In the past, it was common practice to get rid of anything that was used - and unused - in operating rooms, but with rising health care costs due to government insurance and growing realization that many countries have few supplies at all, recovery of unused operating room materials has gotten new life.
Johns Hopkins University School of Medicine reported during the 2014 Clinical Congress of the American College of Surgeons that recovery of unused medical supplies from operating rooms for donation to surgical centers in developing countries can potentially alleviate a significant global burden of surgical diseases.
In 1991, the Supporting Hospitals Abroad with Resources and Equipment (SHARE) program was started at Johns Hopkins with the assistance of Richard J. Redett III, MD, FACS, a study coauthor and director of pediatric plastic and reconstructive surgery, Johns Hopkins Cleft Lip and Palate Center. The program, which is student-run, works to recover unused medical supplies from ORs to send to developing countries.
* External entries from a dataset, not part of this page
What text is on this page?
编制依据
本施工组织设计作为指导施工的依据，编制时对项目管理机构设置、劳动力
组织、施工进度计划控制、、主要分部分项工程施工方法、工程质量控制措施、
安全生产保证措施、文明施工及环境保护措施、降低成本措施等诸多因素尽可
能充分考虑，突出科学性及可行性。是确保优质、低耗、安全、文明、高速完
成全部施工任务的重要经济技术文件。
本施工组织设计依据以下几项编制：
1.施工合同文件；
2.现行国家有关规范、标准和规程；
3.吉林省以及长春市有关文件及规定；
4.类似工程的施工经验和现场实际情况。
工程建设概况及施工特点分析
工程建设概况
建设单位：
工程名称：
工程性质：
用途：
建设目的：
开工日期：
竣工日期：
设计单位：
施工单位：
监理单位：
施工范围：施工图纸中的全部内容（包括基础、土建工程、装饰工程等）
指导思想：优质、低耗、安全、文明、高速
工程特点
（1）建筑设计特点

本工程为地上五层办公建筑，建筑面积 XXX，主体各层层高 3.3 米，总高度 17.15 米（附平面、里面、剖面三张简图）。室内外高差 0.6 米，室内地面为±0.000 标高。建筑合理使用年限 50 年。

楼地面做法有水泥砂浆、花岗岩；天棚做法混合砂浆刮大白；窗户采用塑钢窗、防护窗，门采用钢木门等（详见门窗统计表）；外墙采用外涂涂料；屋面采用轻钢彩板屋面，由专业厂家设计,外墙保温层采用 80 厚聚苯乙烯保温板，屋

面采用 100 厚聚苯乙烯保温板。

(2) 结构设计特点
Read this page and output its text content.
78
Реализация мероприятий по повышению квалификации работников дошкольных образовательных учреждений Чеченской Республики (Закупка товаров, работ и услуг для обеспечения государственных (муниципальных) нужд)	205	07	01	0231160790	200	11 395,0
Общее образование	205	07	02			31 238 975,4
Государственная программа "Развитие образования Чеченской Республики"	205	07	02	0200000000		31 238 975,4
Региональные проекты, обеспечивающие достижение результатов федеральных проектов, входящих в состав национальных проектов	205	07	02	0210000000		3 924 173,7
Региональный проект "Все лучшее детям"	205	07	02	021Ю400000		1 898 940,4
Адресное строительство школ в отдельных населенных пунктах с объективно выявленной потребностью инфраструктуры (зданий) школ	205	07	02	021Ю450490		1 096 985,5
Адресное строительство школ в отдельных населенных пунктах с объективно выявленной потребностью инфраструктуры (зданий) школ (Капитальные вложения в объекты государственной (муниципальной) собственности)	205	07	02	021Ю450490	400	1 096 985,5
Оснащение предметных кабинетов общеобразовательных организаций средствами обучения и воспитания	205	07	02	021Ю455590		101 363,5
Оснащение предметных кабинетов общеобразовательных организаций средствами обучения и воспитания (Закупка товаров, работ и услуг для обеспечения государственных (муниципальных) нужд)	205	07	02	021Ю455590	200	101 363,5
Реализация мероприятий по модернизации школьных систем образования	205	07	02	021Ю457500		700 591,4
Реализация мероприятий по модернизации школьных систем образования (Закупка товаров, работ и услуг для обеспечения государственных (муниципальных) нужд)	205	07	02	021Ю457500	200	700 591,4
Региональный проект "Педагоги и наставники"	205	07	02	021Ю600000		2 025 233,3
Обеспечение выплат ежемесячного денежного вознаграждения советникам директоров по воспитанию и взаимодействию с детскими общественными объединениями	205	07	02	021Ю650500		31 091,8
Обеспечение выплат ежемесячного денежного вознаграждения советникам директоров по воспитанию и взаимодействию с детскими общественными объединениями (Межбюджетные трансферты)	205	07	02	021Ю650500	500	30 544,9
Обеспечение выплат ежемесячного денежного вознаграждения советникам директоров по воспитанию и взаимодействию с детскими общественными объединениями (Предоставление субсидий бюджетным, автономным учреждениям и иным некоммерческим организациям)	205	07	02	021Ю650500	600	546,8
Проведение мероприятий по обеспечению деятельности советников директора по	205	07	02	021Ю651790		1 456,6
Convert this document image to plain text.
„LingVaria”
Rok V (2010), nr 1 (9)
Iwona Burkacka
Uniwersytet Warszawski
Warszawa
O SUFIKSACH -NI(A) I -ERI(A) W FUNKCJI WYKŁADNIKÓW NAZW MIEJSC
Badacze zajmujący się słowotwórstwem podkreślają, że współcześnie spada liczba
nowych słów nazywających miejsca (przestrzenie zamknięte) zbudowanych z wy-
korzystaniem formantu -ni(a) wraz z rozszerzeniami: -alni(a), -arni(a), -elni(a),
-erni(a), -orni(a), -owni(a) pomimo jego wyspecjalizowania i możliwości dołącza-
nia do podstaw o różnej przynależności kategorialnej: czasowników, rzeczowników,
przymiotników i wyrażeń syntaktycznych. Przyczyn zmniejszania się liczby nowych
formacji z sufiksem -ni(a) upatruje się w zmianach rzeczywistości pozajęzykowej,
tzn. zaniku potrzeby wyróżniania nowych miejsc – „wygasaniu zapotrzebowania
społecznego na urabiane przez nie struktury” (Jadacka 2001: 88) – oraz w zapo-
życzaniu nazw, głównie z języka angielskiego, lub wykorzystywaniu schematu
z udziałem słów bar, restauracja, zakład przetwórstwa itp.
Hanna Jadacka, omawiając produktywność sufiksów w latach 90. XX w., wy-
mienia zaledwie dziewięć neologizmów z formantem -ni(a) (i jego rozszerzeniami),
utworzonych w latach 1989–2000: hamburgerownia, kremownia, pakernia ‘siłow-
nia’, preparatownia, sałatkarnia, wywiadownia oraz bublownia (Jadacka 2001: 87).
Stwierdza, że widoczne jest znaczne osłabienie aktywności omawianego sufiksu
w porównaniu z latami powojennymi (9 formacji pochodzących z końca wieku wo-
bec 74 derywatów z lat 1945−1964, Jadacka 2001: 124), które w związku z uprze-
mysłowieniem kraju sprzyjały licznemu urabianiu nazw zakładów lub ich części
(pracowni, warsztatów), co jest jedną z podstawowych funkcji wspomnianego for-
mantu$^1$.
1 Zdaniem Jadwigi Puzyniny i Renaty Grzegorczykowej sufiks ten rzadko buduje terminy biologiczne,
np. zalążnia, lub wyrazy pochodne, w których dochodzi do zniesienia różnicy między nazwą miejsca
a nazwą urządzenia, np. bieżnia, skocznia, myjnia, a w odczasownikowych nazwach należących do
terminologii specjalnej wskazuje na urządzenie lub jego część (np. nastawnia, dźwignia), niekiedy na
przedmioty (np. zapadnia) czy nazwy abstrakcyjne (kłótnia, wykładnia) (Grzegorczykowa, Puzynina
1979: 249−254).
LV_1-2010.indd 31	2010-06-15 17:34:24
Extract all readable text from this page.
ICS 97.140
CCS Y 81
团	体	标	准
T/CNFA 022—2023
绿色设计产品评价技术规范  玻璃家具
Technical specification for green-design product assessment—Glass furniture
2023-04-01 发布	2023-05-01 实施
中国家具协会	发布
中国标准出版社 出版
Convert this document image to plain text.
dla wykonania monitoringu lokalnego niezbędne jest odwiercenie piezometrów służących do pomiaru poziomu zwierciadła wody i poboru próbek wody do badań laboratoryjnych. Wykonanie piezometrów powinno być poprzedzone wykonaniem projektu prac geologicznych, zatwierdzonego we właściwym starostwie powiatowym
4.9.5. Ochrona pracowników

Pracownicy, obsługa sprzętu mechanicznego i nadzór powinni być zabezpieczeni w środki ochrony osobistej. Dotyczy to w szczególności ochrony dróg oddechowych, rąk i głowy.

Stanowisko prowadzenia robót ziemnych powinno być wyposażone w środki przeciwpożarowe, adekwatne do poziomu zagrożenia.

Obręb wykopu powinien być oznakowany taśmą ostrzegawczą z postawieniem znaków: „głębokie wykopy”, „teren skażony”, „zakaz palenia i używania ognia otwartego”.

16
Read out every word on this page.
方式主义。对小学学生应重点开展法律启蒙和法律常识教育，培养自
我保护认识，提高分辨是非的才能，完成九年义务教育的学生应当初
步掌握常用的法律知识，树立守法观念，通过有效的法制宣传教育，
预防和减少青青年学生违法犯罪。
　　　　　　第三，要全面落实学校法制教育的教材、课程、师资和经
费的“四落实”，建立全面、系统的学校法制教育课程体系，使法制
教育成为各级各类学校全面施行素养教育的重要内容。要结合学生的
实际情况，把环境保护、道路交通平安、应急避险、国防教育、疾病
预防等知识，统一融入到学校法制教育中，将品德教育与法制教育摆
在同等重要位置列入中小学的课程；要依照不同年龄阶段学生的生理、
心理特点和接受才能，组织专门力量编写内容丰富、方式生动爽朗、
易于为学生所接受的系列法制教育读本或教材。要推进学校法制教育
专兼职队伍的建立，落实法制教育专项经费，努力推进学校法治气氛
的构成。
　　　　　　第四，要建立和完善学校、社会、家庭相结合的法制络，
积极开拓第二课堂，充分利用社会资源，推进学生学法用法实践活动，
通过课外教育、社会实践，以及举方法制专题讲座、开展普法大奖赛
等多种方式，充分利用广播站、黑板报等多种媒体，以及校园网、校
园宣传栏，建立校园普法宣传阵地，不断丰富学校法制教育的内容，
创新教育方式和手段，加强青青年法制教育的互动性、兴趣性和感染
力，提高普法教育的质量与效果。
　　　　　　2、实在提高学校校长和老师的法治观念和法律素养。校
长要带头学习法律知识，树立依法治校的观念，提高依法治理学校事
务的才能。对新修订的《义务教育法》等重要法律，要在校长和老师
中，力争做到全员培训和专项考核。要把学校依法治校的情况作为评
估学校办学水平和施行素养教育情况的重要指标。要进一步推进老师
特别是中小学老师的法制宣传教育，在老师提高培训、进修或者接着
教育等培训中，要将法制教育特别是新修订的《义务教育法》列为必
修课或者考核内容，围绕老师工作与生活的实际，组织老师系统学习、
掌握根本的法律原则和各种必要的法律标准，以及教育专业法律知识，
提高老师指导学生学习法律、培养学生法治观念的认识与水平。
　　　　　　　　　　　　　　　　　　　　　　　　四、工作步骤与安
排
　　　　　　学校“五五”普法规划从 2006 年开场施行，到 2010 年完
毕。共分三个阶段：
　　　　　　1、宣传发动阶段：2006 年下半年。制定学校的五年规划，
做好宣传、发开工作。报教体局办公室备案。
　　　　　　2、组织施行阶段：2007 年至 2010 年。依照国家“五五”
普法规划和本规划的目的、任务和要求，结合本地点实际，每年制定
Through SHARE, the authors studied the health benefits attributable to the donated supplies at recipient institutions, and conducted a pilot study by partnering with two tertiary-care centers in Guayaquil, Ecuador: Luis Vernaza Hospital and Damien House Organization.
Although it is not new that ORs in the US generate excess unused supplies, there has not been a systemization of gathering data on the amount of supplies that are recoverable, and the possibilities they hold for donation to developing countries, the authors said. Therefore, the Johns Hopkins researchers are working toward improving this aspect of the field through their study.
"Hospital administration and staff can actually get feedback on their policies and practices using programs such as ours, because we collect and generate quite a bit of data," said Eric L. Wan, a study coauthor, and post-baccalaureate Intramural Research Training Award Fellow at the National Institutes of Health.
In ORs throughout the U.S., surgical supplies are often packaged together. Upon being opened, there are commonly excess supplies that remain unused. "Everything we recover is unused. When you open up a kit for surgery in the OR, you very frequently have many supplies that you won't use. Those items typically are taken off of the back table before the incision is made, so they're completely sterile and unused," Dr. Redett said.
SHARE has developed a program to place bins in ORs where unused and sterile supplies can be placed for recovery and delivery to surgical centers in developing countries. Through their work in studying the trend of excess unused medical supplies in ORs, the study authors analyzed donated supplies over a three-year period by quantity and weight, and estimated the value the supplies would have if the program were to be implemented nationwide.
They found that approximately two million pounds of recoverable medical supplies exist each year in nonrural, large US academic medical centers. These donations collectively hold a potential worth of at least $15 million per year.
The materials collected for donation range from gowns to catheters. However, Mr. Wan said that they don't simply send anything they recover to the recipient centers. "The things that we collect may differ from the things that we send out, only in that we don't like to send out supplies that they're not going to use, and generate waste for them locally," he said. "We do work with surgery centers abroad to identify what they need, so that we can more accurately and efficiently send them the materials without generating waste for them."
While recovery programs like SHARE have the ability to help alleviate the global burden of surgical disease by donating supplies to surgery centers in developing countries, there are also strong implications for ORs in the US to reduce their environmental impact domestically. "I think reducing waste is something in the U.S. that we'll probably get better at...but there is still a lot of medical supply waste generated in the operating room," Dr. Redett said.
In looking to the future of the SHARE program and our domestic ability to recover supplies in the OR, Mr. Wan said, "We are always hoping to expand. One could dream that every hospital has a program like this and forms community partnerships that are both local and global, so that these supplies don't become labeled as waste and instead become labeled as a resource that can be shared."